The going away party was held at World Bait, an unpretentious little bar behind the chichi 8.0. With the company picking up the tab, you know that by late in the evening someone is going to be drinking double shots and making a fool of himself, but it's early now, and two sparkling women are talking to Naftolin, who is perched on a bar stool, long recovered from his $6,000 loss, not just a trader anymore, but a franchise owner, a man who is going to spread the gospel in Arizona. Baker, meanwhile, is circulating around the room like a handsome older fraternity boy in his polo shirt and khaki trousers and sockless loafers.

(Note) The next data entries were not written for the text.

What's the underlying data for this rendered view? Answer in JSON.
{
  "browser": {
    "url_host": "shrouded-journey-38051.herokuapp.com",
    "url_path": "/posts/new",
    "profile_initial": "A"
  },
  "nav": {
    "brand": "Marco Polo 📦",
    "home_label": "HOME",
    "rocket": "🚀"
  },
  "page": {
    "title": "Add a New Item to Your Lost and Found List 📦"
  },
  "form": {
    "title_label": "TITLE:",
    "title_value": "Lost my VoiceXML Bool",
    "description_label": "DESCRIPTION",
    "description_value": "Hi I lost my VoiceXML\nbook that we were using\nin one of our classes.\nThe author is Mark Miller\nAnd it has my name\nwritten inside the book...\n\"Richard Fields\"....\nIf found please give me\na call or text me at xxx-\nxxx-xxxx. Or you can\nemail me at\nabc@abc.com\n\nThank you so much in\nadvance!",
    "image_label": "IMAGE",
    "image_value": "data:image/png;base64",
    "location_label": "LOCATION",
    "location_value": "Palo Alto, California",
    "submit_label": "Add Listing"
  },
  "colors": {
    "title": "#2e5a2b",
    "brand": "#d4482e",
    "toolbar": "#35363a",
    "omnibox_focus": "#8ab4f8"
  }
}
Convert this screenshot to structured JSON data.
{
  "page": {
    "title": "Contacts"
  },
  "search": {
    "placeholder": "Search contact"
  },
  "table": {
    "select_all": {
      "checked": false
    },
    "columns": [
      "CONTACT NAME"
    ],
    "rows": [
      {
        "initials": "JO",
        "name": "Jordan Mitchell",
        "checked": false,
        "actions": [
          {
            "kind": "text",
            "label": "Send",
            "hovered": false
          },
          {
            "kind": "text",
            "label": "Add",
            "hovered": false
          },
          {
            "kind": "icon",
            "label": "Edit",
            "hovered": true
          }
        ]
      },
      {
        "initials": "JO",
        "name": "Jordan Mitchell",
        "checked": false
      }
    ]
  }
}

This is a heady time for SOES bandits. Where once they were all but unknown outside a small group of stock traders, they're starting to get a public profile. Ads promising to teach the secrets of SOES pop up in newspapers; proud SOES bandits can be seen in restaurants wearing T-shirts emblazoned with the slogan, "SOES traders do it over the counter." The prophets of SOES see this as evidence that their message is being heard, that the once august stock market is being opened up to the little guy. Sure, the little guy may need around $100 grand to get into the game, but that's a lot better than the millions it once took.
But this is also a perilous time for SOES bandits. The higher visibility has resulted in the big guys trying again to rein them in. The National Association of Securities Dealers, whose board is made up of market makers, has proposed that market makers be given a 20 second delay in the computer system to adjust their prices, a delay that would cut into the SOES bandits speed advantage, and which they contend is patently unfair. Such a delay, say SOES traders, would once again put all the power in the hands of the market makers.
In this debate, the Securities and Exchange Commission, which regulates the stock markets, may end up weighing in on the side of the SOES traders. In 1994, two university professors published a study of market manipulation by the large brokerage firms that confirmed some of Harvey Houtkin's charges against them. And last year, the SEC began its own investigation of market manipulation in NASDAQ. Maybe, the SEC seemed to be saying, the bandits weren't so bad after all. Maybe they should be compared not to parasites but to helpful symbionts, cleaning up around a large animal and keeping it healthy.
Whatever happens, Burke and Block are enjoying playing the game. They love tweaking the power brokers; change doesn't perturb them. They thrive on it. Change jobs, change careers, change cities, change the stock market. If NASDAQ changes the rules, they'll just adapt.
At the World Bait going away party for his new franchisees, Jeff Burke drives up in a new red Ferrari convertible. Burke is taking a study break, for he's cramming for the test to get an advanced stockbroker's license. Study hard, party hard. Stephanie Clark is there, too. She parked her silver Porsche Carrera convertible right in front of the bar. When she first made big money last fall she bought a Lexus sedan. But that was too sedate, a retail stockbroker's kind of car. It wasn't nearly agile and quick enough for a SOES bandit.